There are several reasons for this. Reduced rents in a remote working world, as well as a willing workforce in a global economic downturn, will have a positive effect on the bottom line. But research has also shown that one of the first sectors which will return to the 'old normal' is the edutainment and entertainment sector. People want to break free of the confinement of the last twelve months and have fun.
And fun is what the Museum of Senses offers in abundance. With a primary target group of millennials, followed by a secondary target of young families and teenagers, the Museum of Senses concept is appealing to a diverse audience, both local and tourist. Exhibits are introduced in a fun but educational way, with a sensual experience to define them.
A key unique selling point of the Museum of Senses is the way it embraces local culture and traditions into its exhibits, thereby making each location unique.
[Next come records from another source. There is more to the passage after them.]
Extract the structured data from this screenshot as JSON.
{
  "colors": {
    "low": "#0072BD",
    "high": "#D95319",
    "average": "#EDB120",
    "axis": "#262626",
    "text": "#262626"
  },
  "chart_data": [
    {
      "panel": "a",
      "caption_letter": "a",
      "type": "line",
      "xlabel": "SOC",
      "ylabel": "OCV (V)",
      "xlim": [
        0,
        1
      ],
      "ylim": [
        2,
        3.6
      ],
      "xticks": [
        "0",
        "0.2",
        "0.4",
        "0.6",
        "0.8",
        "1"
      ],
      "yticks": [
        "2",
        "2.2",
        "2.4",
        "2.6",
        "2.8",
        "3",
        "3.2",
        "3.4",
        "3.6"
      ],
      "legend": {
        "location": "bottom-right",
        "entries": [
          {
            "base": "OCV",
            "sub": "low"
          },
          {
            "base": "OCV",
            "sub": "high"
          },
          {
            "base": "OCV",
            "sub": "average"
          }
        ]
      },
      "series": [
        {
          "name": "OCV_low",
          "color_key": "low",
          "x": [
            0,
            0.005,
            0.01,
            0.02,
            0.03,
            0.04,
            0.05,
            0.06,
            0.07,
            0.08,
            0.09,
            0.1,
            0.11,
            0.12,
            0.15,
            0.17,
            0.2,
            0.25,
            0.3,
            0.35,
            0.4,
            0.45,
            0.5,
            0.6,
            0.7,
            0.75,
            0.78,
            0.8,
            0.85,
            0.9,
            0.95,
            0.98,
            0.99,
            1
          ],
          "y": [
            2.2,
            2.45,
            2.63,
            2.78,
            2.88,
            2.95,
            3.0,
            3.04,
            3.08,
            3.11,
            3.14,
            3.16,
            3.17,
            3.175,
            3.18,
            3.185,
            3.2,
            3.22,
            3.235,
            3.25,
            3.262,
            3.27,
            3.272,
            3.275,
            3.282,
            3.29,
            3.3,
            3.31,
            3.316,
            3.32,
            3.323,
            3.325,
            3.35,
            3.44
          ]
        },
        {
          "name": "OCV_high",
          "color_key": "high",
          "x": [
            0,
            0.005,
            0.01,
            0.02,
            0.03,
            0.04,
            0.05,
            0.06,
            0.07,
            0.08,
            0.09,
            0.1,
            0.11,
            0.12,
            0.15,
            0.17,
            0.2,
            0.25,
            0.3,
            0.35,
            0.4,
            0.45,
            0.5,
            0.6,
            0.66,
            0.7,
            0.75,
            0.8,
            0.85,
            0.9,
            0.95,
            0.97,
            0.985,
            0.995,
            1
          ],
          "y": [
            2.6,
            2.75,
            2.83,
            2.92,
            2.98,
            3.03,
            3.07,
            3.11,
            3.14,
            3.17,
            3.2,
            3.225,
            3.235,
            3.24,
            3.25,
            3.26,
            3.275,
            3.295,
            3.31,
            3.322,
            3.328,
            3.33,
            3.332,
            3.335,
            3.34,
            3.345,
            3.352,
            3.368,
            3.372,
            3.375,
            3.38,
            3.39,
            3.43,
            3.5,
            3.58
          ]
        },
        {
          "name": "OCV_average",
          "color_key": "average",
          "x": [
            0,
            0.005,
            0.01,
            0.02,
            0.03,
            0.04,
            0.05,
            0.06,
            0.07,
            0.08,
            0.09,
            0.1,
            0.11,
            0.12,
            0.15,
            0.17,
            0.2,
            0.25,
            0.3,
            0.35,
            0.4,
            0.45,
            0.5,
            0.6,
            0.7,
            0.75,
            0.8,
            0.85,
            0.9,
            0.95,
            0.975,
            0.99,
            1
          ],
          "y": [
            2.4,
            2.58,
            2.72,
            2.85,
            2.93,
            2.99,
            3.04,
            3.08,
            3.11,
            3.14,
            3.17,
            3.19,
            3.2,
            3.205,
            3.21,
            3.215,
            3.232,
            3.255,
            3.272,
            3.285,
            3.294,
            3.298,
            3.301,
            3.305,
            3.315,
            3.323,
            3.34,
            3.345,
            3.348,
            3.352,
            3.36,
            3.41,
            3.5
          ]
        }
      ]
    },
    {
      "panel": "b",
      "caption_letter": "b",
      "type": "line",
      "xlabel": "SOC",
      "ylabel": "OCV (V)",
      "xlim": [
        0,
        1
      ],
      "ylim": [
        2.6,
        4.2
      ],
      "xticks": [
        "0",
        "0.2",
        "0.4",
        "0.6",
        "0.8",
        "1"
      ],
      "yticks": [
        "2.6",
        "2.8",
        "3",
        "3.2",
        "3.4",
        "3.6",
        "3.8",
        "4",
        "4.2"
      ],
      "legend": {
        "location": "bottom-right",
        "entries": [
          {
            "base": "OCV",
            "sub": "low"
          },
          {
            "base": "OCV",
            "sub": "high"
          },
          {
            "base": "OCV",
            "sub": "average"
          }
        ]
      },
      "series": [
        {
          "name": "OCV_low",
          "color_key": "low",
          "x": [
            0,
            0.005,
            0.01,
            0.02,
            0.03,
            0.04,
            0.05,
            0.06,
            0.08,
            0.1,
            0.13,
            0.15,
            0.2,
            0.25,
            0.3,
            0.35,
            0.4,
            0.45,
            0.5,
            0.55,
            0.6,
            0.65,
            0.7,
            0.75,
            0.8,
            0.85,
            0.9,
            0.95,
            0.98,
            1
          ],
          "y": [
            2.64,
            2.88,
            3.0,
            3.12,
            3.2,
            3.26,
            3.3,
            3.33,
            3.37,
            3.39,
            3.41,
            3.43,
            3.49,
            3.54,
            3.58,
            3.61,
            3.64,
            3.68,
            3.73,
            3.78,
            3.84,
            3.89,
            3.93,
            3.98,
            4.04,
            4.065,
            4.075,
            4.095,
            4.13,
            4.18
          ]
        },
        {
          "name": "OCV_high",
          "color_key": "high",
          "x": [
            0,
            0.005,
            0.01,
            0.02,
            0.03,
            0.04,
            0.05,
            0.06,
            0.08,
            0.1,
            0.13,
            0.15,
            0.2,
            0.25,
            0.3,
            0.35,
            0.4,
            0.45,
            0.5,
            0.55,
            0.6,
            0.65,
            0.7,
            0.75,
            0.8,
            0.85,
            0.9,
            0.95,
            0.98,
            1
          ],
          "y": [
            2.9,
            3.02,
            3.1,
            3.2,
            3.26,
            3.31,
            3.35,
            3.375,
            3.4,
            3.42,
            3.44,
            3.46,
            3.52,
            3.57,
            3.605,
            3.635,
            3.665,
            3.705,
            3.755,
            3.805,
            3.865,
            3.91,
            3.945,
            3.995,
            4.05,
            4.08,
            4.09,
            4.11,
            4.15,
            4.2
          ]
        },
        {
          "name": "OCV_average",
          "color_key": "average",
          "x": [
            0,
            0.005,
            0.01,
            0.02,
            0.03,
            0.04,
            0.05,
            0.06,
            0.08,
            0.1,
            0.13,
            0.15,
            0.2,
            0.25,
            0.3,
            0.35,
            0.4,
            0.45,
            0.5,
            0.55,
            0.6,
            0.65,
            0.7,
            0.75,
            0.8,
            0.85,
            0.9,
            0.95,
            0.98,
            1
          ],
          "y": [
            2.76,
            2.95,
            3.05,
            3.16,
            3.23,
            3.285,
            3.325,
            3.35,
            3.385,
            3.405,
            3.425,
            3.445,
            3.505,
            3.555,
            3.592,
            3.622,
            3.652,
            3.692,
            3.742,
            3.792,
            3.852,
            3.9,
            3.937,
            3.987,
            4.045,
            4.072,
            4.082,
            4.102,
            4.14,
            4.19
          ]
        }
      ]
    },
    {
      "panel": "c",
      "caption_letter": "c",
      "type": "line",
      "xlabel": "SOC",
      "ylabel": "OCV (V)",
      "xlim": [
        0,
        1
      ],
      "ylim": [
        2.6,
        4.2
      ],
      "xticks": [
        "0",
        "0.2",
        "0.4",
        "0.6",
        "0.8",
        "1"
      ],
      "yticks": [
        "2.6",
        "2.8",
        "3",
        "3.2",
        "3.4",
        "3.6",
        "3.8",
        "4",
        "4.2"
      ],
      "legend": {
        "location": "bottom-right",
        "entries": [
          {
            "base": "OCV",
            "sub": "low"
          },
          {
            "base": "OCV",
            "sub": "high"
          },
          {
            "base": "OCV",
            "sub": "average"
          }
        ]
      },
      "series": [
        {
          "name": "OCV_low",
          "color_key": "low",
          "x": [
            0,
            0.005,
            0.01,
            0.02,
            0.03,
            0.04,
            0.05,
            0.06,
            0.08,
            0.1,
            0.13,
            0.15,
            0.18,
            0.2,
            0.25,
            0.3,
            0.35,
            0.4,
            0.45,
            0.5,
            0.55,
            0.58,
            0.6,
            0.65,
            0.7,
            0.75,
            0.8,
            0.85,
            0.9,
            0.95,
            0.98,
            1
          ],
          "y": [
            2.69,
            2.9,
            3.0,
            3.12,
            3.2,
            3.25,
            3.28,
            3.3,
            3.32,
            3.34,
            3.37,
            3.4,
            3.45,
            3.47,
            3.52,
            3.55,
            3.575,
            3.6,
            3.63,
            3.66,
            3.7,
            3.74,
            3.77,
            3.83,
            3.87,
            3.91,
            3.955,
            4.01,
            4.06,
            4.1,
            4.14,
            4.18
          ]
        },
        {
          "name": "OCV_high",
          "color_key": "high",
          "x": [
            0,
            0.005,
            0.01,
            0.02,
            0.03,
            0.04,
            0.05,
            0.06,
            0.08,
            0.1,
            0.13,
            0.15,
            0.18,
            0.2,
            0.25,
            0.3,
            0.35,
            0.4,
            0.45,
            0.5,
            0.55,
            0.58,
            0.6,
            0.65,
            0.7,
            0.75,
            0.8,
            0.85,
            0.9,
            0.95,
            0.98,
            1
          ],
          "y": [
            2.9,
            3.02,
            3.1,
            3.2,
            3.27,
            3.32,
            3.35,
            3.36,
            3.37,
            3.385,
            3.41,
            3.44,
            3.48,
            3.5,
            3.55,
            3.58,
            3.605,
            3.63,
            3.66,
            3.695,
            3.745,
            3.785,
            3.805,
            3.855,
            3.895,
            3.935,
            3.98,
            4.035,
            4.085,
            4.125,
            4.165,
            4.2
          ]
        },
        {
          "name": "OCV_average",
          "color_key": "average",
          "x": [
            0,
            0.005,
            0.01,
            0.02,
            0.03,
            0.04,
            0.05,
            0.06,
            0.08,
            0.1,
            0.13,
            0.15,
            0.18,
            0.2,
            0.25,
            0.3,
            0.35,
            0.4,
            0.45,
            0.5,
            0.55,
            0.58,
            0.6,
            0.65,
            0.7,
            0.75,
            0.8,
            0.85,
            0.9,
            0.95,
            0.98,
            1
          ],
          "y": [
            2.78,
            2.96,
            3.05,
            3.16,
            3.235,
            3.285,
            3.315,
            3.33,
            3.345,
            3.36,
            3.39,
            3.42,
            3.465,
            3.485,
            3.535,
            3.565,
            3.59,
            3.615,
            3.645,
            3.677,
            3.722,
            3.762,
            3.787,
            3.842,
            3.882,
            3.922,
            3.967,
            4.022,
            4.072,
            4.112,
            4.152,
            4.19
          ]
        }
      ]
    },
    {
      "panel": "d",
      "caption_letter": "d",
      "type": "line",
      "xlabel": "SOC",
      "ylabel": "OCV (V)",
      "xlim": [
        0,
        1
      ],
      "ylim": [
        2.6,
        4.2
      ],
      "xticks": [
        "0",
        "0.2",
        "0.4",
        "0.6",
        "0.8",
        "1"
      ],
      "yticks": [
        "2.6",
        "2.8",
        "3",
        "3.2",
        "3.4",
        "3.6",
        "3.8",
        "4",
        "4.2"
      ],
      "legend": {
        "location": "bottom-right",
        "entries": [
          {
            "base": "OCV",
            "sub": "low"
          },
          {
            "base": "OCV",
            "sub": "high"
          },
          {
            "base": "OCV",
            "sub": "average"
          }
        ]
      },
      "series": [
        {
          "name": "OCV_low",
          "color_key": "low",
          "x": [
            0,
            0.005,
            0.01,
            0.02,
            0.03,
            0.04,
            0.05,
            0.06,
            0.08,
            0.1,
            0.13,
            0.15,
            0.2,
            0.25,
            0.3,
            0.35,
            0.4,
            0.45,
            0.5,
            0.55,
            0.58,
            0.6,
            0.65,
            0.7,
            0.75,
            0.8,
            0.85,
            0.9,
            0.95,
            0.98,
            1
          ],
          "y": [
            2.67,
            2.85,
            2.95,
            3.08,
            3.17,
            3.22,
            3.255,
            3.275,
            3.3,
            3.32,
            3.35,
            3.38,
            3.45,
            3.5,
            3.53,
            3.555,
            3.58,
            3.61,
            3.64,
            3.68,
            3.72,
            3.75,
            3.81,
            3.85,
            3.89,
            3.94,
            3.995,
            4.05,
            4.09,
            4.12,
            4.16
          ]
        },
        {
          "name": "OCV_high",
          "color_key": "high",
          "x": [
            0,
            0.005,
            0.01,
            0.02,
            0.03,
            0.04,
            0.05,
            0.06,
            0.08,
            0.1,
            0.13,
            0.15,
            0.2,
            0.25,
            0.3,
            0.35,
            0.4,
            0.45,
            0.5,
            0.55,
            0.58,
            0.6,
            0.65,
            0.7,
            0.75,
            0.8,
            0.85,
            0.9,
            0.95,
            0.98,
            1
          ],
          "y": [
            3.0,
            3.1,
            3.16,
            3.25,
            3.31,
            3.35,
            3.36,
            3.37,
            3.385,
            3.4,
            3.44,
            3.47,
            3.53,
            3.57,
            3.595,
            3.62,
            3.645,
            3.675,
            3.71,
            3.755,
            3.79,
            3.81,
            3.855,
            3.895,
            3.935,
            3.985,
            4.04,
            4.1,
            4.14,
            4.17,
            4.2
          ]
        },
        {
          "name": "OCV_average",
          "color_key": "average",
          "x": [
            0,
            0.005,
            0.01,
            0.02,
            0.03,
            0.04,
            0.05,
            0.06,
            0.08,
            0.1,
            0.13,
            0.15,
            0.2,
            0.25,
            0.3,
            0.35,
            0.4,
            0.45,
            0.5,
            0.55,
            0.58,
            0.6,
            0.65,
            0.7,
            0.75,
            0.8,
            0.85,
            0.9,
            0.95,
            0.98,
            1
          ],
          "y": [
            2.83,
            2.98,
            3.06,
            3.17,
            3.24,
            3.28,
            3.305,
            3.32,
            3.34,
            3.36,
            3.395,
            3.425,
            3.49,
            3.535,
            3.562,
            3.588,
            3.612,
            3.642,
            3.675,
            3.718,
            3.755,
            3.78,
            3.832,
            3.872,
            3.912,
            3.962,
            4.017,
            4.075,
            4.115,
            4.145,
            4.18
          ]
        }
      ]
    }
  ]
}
For example, one museum location is located in a former stables 150 years ago, and so there is a balance feature with artwork to reflect the historical reality.
Museum of Senses is based on five key concepts: interactive engagement in the exploring of the six senses; design and concept reduced to a basic level to reach the widest possible audience; visual design, enticing enough for social media promotion and sharing; that focus on local culture to develop a unique experience; and a flexible approach to branding and commercial partners, who can be brought into be a part of an exhibition (examples being Skittles, Coca Cola and Huawei), rather than remaining a mere sponsor.
New franchises and partnerships are also undergoing due diligence in several cities worldwide.
According to Dejan Grbic, managing partner of Museum of Senses, speaking at the TGFM webinar “Emerging Franchise Brands for the New Year” last month (see the video below – Grbic's presentation starts at 17:30), the Museum of Senses franchise is an excellent opportunity, and the timing could not be better.
(Museum of Senses franchising presentation starts at 17:30)
The flexible franchise model involves light management after the initial focus of expert assistance in location sourcing, design and set up. Standard museums need an area of 500m2, but the concept is flexible enough to work in areas as small as 300m2 and up to 1000m2. The pandemic spawned an additional concept which works well in shopping malls, for example – the pop-up temporary museum.
Revenues for a standard location are in the region for US$1 million a year ($1.5 million for a more prime location), based on a ticket price of US$10, with return on investment around 6-12 months.
Grbic says that the concept works for a number of reasons. Its unique local approach to its exhibits sets it apart; there is a set of diversified sales channels, which appeal to both local and tourist; the wider net of tourism and the hospitality sector, schools, even birthday parties; lots of free media and PR in the form of social media, TripAdvisor and similar platforms; and that flexible, light management mentioned above.
The concept of edutainment in the museum industry is still fairly new, and the fresh approach of Museum of Senses to the museum market is certainly fresh and on the path to success.
I look back to the museum child that I was, and I wish them every success and with a little envy. Back when I was a child, the only sense that I could use at a museum was sight. How inspiring it must be to visit a museum and test the limited of sight, sound, touch, hearing, taste and balance.